Keberhasilan nelayan Mandar di Banyuwangi tidak lepas dari sistem bagi hasil yang telah baku dan sangat detail. Sistem ini disebut Sistem Paro atau Pabise, yang menentukan pembagian hasil tangkapan setelah dikurangi biaya operasional.
Pembagian biasanya dibagi ke dalam tiga komponen besar: kapal/peralatan, Juragan (Kapten), dan ABK.
Sistem ini sangat transparan dan didasarkan pada prinsip gotong royong dan keadilan, sebuah tradisi yang telah teruji selama berabad-abad di perantauan. Soliditas ekonomi ini menjadi kunci ketahanan Kampung Mandar menghadapi fluktuasi harga ikan dan kondisi cuaca ekstrem.
Kampung Mandar di Banyuwangi berdiri sebagai monumen hidup atas kegigihan Suku Mandar sebagai pelaut ulung dan diaspora Nusantara yang tangguh. Kehadiran mereka memperkaya peta budaya Banyuwangi, melengkapi keunikan Suku Osing dengan tradisi bahari yang mendalam.

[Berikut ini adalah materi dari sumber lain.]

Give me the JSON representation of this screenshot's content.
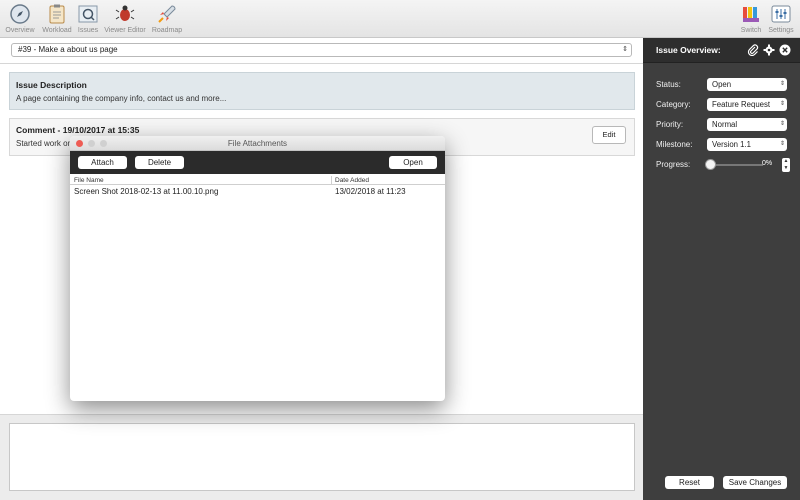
{
  "toolbar": {
    "items": [
      {
        "label": "Overview",
        "icon": "compass-icon"
      },
      {
        "label": "Workload",
        "icon": "clipboard-icon"
      },
      {
        "label": "Issues",
        "icon": "magnifier-icon"
      },
      {
        "label": "Viewer Editor",
        "icon": "bug-icon"
      },
      {
        "label": "Roadmap",
        "icon": "rocket-icon"
      }
    ],
    "right_items": [
      {
        "label": "Switch",
        "icon": "swatches-icon"
      },
      {
        "label": "Settings",
        "icon": "sliders-icon"
      }
    ]
  },
  "issue_selector": {
    "value": "#39 - Make a about us page"
  },
  "description": {
    "title": "Issue Description",
    "text": "A page containing the company info, contact us and more..."
  },
  "comment": {
    "title": "Comment - 19/10/2017 at 15:35",
    "text": "Started work on",
    "edit_label": "Edit"
  },
  "sidebar": {
    "title": "Issue Overview:",
    "fields": {
      "status": {
        "label": "Status:",
        "value": "Open"
      },
      "category": {
        "label": "Category:",
        "value": "Feature Request"
      },
      "priority": {
        "label": "Priority:",
        "value": "Normal"
      },
      "milestone": {
        "label": "Milestone:",
        "value": "Version 1.1"
      },
      "progress": {
        "label": "Progress:",
        "value_text": "0%",
        "value": 0
      }
    },
    "reset_label": "Reset",
    "save_label": "Save Changes"
  },
  "modal": {
    "title": "File Attachments",
    "attach_label": "Attach",
    "delete_label": "Delete",
    "open_label": "Open",
    "columns": {
      "file_name": "File Name",
      "date_added": "Date Added"
    },
    "files": [
      {
        "name": "Screen Shot 2018-02-13 at 11.00.10.png",
        "date": "13/02/2018 at 11:23"
      }
    ]
  },
  "colors": {
    "sidebar_bg": "#3e3e3e",
    "modal_toolbar_bg": "#2b2b2b",
    "description_bg": "#e1e8ec",
    "close_red": "#ee5c54"
  }
}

Mereka membawa lautan dalam darah mereka, filosofi *Passompe* dalam setiap langkah, dan Sandeq dalam setiap desain perahu. Di tengah arus modernisasi dan perubahan zaman, upaya pelestarian budaya, bahasa, dan kearifan lokal mereka adalah sebuah keharusan. Kampung Mandar bukan hanya tentang masa lalu; ia adalah tentang bagaimana tradisi maritim yang kuat terus menopang kehidupan dan identitas di ujung timur Pulau Jawa.
Melalui rumah panggung yang menghadap laut, keahlian tangan yang menghasilkan perahu tercepat, dan cerita lisan yang diwariskan, Kampung Mandar memastikan bahwa kisah pelayaran dari Sulawesi ke Jawa akan terus diabadikan oleh ombak Selat Bali.